I have been thinking about abstraction recently, particularly the relation of what is abstracted to what it has been abstracted from, since it seems to me to have a bearing on things that are of interest to me, such as philosophy, metaphor and art. So I was amused to run across a couple of things on Facebook and Google Plus which seemed to have a bearing on the ideas I was trying to develop, and which in turn reminded me of a couple of other things. Here they are, in the order they occurred:
First, from Google Plus:
next, from Facebook:
The picture was accompanied by this (rather earnest) commentary:
Look at this carefully. It is a brilliant example of British humour!
The British government has scrapped the Harrier fleet and on their farewell formation fly-past over the Houses of Parliament they gave the government a message.
Lean back a bit from your computer monitor and squint. Seriously … push your chair back a couple of feet.
My hat is off to the man who was leading this Squadron. (Shorty)
On Facebook, the discussion turns very rapidly to the question of whether or not the picture is genuine, in the sense of recording an actual event (as the commentary suggests). Some people are not bothered at all, pointing out that it is funny in any case; but others get quite angry and exercised on the point – evidently, for them, the picture only makes them laugh if it depicts an actual event; if it is ‘faked’ it just makes them angry (perhaps because they feel they have been taken in).
This called to mind something from Flann O’Brien’s celebrated ‘Cruiskeen Lawn’ column in the Irish Times, which he wrote under the name of Myles na gCopaleen:
‘WANTED, WIFE, copper-faced, any length, capable of being bent. Box – ‘
This is an advertisement that appeared recently in an evening paper. It is obvious, of course, that ‘wife’ is a misprint for ‘wire’.

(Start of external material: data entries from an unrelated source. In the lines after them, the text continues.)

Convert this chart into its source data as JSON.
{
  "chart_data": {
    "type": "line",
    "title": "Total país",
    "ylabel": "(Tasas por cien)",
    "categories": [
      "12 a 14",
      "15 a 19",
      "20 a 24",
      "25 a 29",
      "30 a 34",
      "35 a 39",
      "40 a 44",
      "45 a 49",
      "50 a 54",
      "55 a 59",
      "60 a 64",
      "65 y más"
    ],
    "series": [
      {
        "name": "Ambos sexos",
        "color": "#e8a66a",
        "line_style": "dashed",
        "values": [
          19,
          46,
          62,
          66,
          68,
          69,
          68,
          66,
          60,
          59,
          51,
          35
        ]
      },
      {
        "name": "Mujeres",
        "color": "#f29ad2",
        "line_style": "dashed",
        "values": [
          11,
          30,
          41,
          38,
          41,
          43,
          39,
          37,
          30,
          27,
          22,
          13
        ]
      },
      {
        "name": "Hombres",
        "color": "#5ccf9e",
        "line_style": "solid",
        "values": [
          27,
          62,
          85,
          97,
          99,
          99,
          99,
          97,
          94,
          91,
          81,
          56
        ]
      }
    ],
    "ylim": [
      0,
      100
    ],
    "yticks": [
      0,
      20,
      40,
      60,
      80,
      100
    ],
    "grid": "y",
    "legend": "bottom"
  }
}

To be honest for a change, I invented this advertisement out of my own head. It did not appear in any paper. But, if any reader thinks that any special merit attaches to notices of this kind because they have actually appeared in print, what is to stop me having them inserted and then quoting them?

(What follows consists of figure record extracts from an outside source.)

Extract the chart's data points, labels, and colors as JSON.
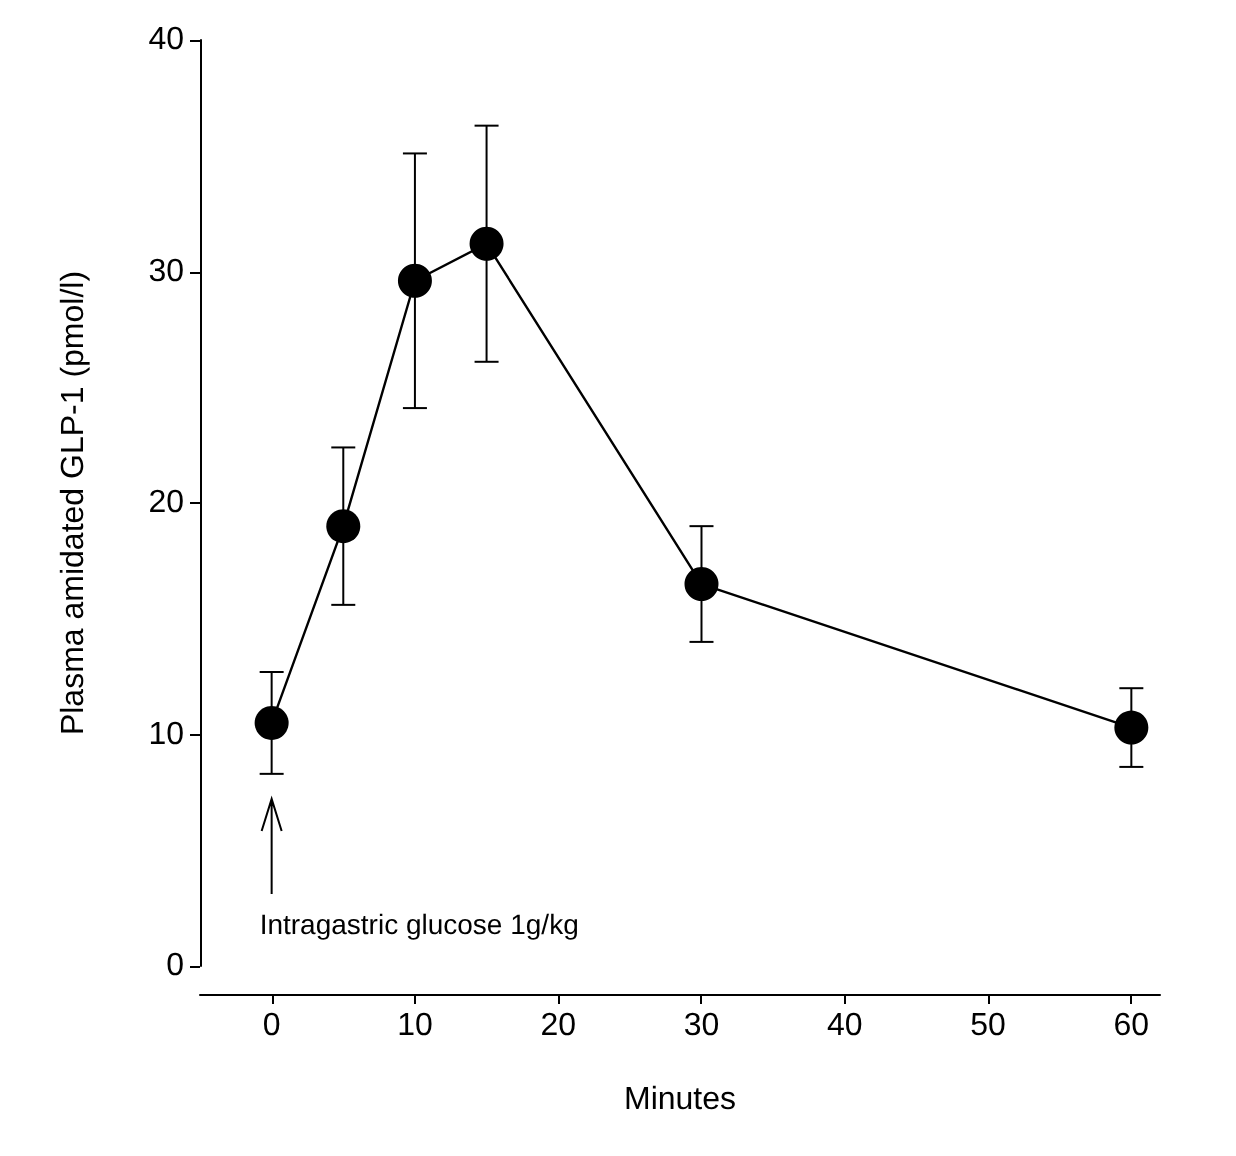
{
  "chart_data": {
    "type": "line",
    "xlabel": "Minutes",
    "ylabel": "Plasma amidated GLP-1 (pmol/l)",
    "x": [
      0,
      5,
      10,
      15,
      30,
      60
    ],
    "series": [
      {
        "color": "#000000",
        "values": [
          10.5,
          19.0,
          29.6,
          31.2,
          16.5,
          10.3
        ],
        "errors": [
          2.2,
          3.4,
          5.5,
          5.1,
          2.5,
          1.7
        ]
      }
    ],
    "xlim": [
      -5,
      62
    ],
    "xticks": [
      0,
      10,
      20,
      30,
      40,
      50,
      60
    ],
    "ylim": [
      0,
      40
    ],
    "yticks": [
      0,
      10,
      20,
      30,
      40
    ],
    "annotations": [
      "Intragastric glucose 1g/kg"
    ],
    "grid": false,
    "marker": "circle",
    "line_style": "solid"
  }
}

Nothing, except the prohibitive cost.
-The Best of Myles, p114
And I was also reminded of a famous incident from classical antiquity – some 25 centuries ago – the contest between the painters Zeuxis and Parrhasius:
…when they had produced their respective pieces, the birds came to pick with the greatest avidity the grapes which Zeuxis had painted. Immediately Parrhenius exhibited his piece, and Zeuxis said, ‘Remove your curtain that we may see the painting.’ The painting was the curtain, and Zeuxis acknowledged himself conquered, by exclaiming ‘Zeuxis has deceived birds, but Parrhasius has deceived Zeuxis himself.’
– Lempriere’s Classical Dictionary
and finally, to round it off nicely and tie the last piece to the first, that camera & photoshop graph, there is this,
the news that one of the four Turner Prize finalists this year is Lynette Yiadom-Boakye, ‘a portrait painter, whose subjects are imaginary.’
These five things seem to me to combine so happily, and to be so pregnant with meaning concerning the things I discuss in this blog, that rather than comment at length, I shall leave them for you to savour and make your own inferences.